You're not wrong, but there's no legal avenue to require men to become "responsible" fathers when there's little agreement what "responsible" would even mean. As an alternative, we need to expand legal liability for enabler parents who allow adult children to live with them while buying and storing guns and ammunition obviously not intended for self-protection or hunting.
This is not entirely a new idea. In most places, parents are already liable for acts of their children up to a certain age that varies by locale:
Parental liability for the actions of their children, whether it's for civil actions or criminal acts, varies by jurisdiction and by situation. Learn about this and more at FindLaw's Family Law Center.
www.findlaw.com
Under that kind of statute, the parents' liability usually does not depend whether they actually knew their 13-year-old was getting ready to throw a cinder block through a plate glass window or to spraypaint graffiti on a house.
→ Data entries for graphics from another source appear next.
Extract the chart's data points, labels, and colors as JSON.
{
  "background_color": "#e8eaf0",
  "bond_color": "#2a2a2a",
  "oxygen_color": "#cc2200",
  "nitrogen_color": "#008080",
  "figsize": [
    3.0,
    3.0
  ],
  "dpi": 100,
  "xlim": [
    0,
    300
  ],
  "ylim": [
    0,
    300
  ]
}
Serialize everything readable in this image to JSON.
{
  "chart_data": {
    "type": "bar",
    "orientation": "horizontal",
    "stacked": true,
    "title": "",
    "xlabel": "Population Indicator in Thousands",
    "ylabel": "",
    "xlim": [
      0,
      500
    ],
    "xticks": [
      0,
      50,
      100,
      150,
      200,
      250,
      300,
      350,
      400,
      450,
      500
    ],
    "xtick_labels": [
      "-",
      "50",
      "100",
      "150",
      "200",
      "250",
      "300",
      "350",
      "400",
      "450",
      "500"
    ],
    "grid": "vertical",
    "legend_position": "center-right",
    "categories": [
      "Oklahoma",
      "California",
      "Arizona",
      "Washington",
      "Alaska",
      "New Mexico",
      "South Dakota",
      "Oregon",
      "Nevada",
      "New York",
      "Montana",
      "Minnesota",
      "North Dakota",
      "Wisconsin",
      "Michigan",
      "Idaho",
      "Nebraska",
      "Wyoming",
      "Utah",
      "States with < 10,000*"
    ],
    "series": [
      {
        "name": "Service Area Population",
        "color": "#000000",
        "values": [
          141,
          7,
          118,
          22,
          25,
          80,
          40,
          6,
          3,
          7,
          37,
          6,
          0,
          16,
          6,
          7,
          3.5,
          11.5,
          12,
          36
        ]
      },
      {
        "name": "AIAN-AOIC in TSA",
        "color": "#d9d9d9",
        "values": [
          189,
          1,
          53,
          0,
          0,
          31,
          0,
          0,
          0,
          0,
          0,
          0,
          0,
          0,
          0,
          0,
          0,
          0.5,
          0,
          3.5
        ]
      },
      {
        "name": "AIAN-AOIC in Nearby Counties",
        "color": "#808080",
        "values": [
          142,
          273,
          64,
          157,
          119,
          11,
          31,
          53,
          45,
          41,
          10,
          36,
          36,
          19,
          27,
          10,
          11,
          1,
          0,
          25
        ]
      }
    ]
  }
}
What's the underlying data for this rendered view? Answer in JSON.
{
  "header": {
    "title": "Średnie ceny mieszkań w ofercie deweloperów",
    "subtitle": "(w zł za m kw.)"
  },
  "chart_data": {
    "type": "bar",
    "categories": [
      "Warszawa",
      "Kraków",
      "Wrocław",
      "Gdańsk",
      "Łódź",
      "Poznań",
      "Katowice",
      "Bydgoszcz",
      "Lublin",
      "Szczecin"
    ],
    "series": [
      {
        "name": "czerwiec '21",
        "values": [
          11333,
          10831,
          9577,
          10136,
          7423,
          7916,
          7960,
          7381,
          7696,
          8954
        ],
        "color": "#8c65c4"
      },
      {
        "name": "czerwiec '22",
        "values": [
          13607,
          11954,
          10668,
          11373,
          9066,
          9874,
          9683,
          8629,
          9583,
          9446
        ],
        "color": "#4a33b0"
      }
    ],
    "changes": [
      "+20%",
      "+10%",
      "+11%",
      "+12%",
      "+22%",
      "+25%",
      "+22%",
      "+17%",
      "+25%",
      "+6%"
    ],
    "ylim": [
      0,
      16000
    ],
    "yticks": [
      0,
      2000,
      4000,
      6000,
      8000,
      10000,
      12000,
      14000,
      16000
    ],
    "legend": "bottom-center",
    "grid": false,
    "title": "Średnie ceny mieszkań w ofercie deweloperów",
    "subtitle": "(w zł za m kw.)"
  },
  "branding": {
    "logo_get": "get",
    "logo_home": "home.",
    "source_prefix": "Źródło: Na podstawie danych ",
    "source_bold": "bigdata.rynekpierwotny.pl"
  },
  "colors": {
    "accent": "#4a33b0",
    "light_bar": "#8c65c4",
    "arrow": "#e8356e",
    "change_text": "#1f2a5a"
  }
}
They are liable nonetheless.
But for some reason, the law seems to leave parents of adult children in the clear, even when they know their adult child is disturbed but they still allow him to collect firearms and ammunition for storage in
their house while they ignore the dangers to themselves and the public.
Parental love is important, but parents should still be legally liable when their offspring opens fire on the public and they could have prevented it. Parents should not have legal immunity in these cases. They should not have any legal rights to either (1) keep their assets, or (2) pass their assets through inheritance to their other adult children, aunts, uncles, nieces, nephews or other zygotes. Period.
Need an example?
en.m.wikipedia.org
Lanza was known by his parents to have "depression, anxiety and obsessive-compulsive disorder." His parents' assets should go to Lanza's victims, not to his relatives.